“We can’t predict the future, but we know change is coming,” Jennifer Kenny, a City of Olympia Associate Planner, says in reference to Imagine Olympia.
“Olympia is expected to grow by 13,000 households over the next 20 years,” said Kenny.
“How will the growth impact the character of existing neighborhoods? Increasing numbers of residents want more transportation options. Where should we put more bike lanes? How can we add density in a way that fosters walk ability? The climate crisis is likely to mean higher tides and more flooding events. How can we design our storm water systems to be ready?”
These are the reoccurring questions that have come up for the update of the Comprehensive plan.
“In 2009, we kicked off Imagine Olympia, what we are calling a current effort to broadly review and update the Comprehensive plan,” said Amy Buckler, another City of Olympia Associate Planner.
“The Washington State Growth Management Act (GMA) requires that cities develop plans to manage population and urban growth,” said Buckler.
“We are working on an update of the Comprehensive Plan which hasn’t been substantially revised since 1994,” said Keith Stahley, the director of community planning and development.
A total of 1,200 people, between August 2009 and June 2010, have shared their hopes for Olympia, according to Buckler. The Olympia Planning Commission chose four topics out of the hundreds of comments. “These topics are Downtown, High Density Corridors, Neighborhood Planning, and Environmental Stewardship,” said Buckler.

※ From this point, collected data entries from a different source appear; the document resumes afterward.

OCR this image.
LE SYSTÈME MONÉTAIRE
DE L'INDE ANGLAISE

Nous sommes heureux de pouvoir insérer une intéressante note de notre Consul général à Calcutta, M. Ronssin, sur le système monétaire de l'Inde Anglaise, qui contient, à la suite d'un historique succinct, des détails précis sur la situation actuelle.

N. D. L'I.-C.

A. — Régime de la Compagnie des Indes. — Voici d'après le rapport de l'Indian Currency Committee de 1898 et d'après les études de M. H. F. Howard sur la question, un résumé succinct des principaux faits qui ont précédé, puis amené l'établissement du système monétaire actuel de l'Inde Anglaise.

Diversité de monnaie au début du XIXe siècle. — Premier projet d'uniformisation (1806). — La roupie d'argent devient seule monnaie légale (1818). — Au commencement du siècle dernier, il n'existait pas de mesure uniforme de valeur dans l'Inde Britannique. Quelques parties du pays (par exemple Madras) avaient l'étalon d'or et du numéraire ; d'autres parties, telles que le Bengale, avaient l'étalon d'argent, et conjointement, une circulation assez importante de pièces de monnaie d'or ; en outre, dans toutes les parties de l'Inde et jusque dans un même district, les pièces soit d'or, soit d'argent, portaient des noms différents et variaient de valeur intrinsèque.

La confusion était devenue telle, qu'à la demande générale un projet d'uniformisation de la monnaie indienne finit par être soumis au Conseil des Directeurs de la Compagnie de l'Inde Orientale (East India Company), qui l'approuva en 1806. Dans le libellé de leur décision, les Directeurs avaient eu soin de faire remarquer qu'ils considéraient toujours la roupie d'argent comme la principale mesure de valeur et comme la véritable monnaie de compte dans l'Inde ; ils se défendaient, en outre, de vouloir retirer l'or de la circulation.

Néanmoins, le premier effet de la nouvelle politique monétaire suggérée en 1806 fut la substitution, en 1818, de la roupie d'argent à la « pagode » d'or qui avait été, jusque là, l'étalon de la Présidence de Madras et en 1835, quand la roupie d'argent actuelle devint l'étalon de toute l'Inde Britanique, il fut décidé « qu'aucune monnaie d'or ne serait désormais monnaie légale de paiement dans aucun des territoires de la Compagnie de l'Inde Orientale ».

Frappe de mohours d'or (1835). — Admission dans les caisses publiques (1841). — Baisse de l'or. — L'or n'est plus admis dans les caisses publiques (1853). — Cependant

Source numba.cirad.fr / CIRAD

“Our primary focus has been on developing strategies to improve our downtown, encourage more development along our major commercial thoroughfares, to give voice to our neighborhoods and to be good stewards of our environment,” said Stahley.
“The Comprehensive Plan update will affect students in that it addresses housing and transportation, two issues quite relevant to students,” said Kenny.
According to Buckler, the goal for the new Comprehensive Plan is the success in changing in growth yet keeping the appeal of Olympia. “Through its goals and policies, the Comprehensive Plan lays a foundation for the future of Olympia,” she said.
“By and large, much of what we have heard from the public supports the current Comprehensive Plan,” Kenny said.
“What the Comprehensive Plan will be doing is guiding policy decisions down the road,” said Kenny. “The plan may not instruct us as to how to solve a problem, but rather, which problems to solve and the overall approach.”
A year-long discussion has been taking place throughout the City of Olympia. According to Jennifer, locals have been giving their input on what they envision for Olympia in the next 20 years.
“What can residents expect Olympia to be like in 20 years? That’s what the Comprehensive Plan update is addressing,” said Kenny.
The public outreach process will continue over the next year, along with technical input from staff.
The series of focus meetings started in October of 2010 with only two more meetings to go, according to Buckler.
“Later in the spring, the Planning Commission will be reviewing what was heard from the public at these meetings,” said Buckler.
Once the Planning Commission finishes its review, a final report will be determined and placed on the city of Olympia website, according to Buckler. The final report is decided by staff and Commission by beginning work sessions and dealing with the subjects brought up by the community.
Then, scheduled for August 2011, taking place is a draft plan update with the public comment phase and public hearings by the Planning Commission and City Council.
“By law, we need to adopt the update by the end of 2014,” said Buckler.
The community’s voice is important in the decision making of the new update.
“Citizens have a key role in this planning process,” said Buckler.
With the last two focus meetings “there’s still plenty of opportunity to get involved,” said Stahley.
According to Stahley,Meetings are welcome to the public and if you can’t make it to the meetings then an online survey will be made available.
The first meeting will be focused on Neighborhood Planning and the second on Environmental Stewardship, occurring 6:30 p.m. to 9 p.m. Feb. 23 at the Urban Onion Ballroom, as well as from 9 p.m. to noon Mar. 26 at the Olympia Center.
If you’re taking the online survey, then you can access it at www.imagineolympia.com for a two week period starting the day of the meeting, posted at 5 p.m., according to Jennifer.
“You can expect conversation at these meetings to be robust and energetic. We’ve been very pleased with the participation we’ve had so far,” said Buckler.